Imperial College/11 September 2008

Dry Lab

Histogram of Velocity

• Tracked 23 cells (most were just running)
• The figure below shows the velocity (per frame) distribution of cells.
• We found that there were very few cells which were actually tumbling. Since we are going to use EpsE to control swimming motility of B. subtilis by stopping it, we have considered modelling it using 2 methods:
  • Velocity distribution: In this method, we track cells, and obtain a plot of run velocity of the wild type cells. Upon known EpsE expression, we obtain another plot and compare the velocity distributions. This method focuses on EpsE acting to slow down the motility of B. subtilis.
  • % of cells with swimming motility: In this method, we do not track cells, but count them over several frames to obtain the fraction of cells which are motile within a population.

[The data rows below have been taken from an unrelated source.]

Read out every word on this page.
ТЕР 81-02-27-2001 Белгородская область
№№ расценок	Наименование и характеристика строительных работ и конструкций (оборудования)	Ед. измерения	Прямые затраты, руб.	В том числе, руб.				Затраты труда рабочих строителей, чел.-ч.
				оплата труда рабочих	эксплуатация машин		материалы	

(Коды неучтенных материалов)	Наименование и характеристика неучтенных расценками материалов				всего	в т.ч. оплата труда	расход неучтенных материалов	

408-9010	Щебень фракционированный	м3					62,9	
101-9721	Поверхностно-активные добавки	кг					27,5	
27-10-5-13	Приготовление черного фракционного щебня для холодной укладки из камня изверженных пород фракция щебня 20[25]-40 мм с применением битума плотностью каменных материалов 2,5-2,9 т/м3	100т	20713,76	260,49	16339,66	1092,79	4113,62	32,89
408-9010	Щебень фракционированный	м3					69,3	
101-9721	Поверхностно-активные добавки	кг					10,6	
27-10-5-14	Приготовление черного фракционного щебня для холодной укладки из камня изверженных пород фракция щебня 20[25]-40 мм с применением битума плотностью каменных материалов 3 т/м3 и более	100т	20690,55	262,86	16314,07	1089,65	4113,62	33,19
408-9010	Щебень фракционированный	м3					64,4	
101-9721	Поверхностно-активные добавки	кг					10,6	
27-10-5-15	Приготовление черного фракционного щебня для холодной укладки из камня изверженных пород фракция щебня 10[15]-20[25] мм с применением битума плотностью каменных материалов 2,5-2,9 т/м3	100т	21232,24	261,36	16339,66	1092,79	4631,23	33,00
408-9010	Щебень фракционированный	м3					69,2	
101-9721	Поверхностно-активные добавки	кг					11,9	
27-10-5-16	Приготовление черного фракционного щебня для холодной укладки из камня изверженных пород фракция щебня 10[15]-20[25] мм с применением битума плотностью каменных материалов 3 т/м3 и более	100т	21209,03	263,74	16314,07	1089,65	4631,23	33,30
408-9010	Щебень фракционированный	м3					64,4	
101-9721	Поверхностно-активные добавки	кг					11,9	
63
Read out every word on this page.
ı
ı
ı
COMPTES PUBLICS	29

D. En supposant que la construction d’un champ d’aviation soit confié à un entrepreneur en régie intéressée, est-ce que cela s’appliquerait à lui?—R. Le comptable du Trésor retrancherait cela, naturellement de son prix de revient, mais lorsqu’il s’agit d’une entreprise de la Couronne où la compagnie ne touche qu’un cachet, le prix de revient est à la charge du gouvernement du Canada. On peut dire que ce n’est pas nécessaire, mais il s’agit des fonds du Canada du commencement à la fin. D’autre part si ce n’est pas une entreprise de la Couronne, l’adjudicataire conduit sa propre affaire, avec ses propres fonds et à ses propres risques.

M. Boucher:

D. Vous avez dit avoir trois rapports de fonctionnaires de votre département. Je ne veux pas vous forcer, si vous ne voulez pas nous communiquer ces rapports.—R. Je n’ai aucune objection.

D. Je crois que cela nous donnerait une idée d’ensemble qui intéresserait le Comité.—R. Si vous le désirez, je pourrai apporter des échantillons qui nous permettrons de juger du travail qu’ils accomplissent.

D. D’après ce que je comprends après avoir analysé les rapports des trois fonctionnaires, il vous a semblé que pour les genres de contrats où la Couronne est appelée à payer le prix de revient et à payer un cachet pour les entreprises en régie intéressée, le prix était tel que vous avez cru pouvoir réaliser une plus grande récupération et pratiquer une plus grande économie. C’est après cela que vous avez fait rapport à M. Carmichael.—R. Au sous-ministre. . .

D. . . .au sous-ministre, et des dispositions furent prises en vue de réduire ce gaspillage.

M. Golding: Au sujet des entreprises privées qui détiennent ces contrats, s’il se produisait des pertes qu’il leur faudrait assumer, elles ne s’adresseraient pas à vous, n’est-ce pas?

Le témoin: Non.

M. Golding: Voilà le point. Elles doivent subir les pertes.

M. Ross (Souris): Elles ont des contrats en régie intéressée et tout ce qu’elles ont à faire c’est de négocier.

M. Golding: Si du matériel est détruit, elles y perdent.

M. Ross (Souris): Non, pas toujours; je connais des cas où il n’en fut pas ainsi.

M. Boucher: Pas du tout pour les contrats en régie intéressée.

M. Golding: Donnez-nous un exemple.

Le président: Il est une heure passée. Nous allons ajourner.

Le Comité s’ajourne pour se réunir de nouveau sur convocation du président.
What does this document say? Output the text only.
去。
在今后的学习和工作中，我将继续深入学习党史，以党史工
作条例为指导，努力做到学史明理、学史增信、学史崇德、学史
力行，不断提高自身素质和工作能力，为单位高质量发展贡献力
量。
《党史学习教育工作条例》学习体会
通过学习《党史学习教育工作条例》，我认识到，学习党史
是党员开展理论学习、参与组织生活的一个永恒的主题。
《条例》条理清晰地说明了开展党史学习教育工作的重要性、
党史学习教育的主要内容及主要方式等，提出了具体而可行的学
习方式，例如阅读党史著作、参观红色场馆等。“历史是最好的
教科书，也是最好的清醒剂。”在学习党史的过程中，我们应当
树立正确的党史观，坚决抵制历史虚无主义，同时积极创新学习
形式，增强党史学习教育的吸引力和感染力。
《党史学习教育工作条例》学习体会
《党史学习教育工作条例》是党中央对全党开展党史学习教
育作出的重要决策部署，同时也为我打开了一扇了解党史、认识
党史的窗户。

In this case we assume that when we combine the number of videos captured, it is representative of the entire population. If we see a significant drop in % of motile cells, we thus confirm EpsE's capability of disengaging the bacteria flagellar from its motor.
• Since we are unable to successfully identify tumbling phase from running phase, we will only investigate its run velocity. Thus we will be extracting a series of frame-by-frame run velocities of each bacteria, and for each bacteria we take the mean of its velocity. Therefore, one bacteria contributes to only a single data point.
• On the issue of which cells to track, we have decided to ignore dead cells, but we must take note of the % of cells with swimming motility. This excludes cells which drift. We have defined cells with swimming motility as cells which travel in the direction of their longitudinal axis.
• More cells will be tracked tomorrow and over the weekend.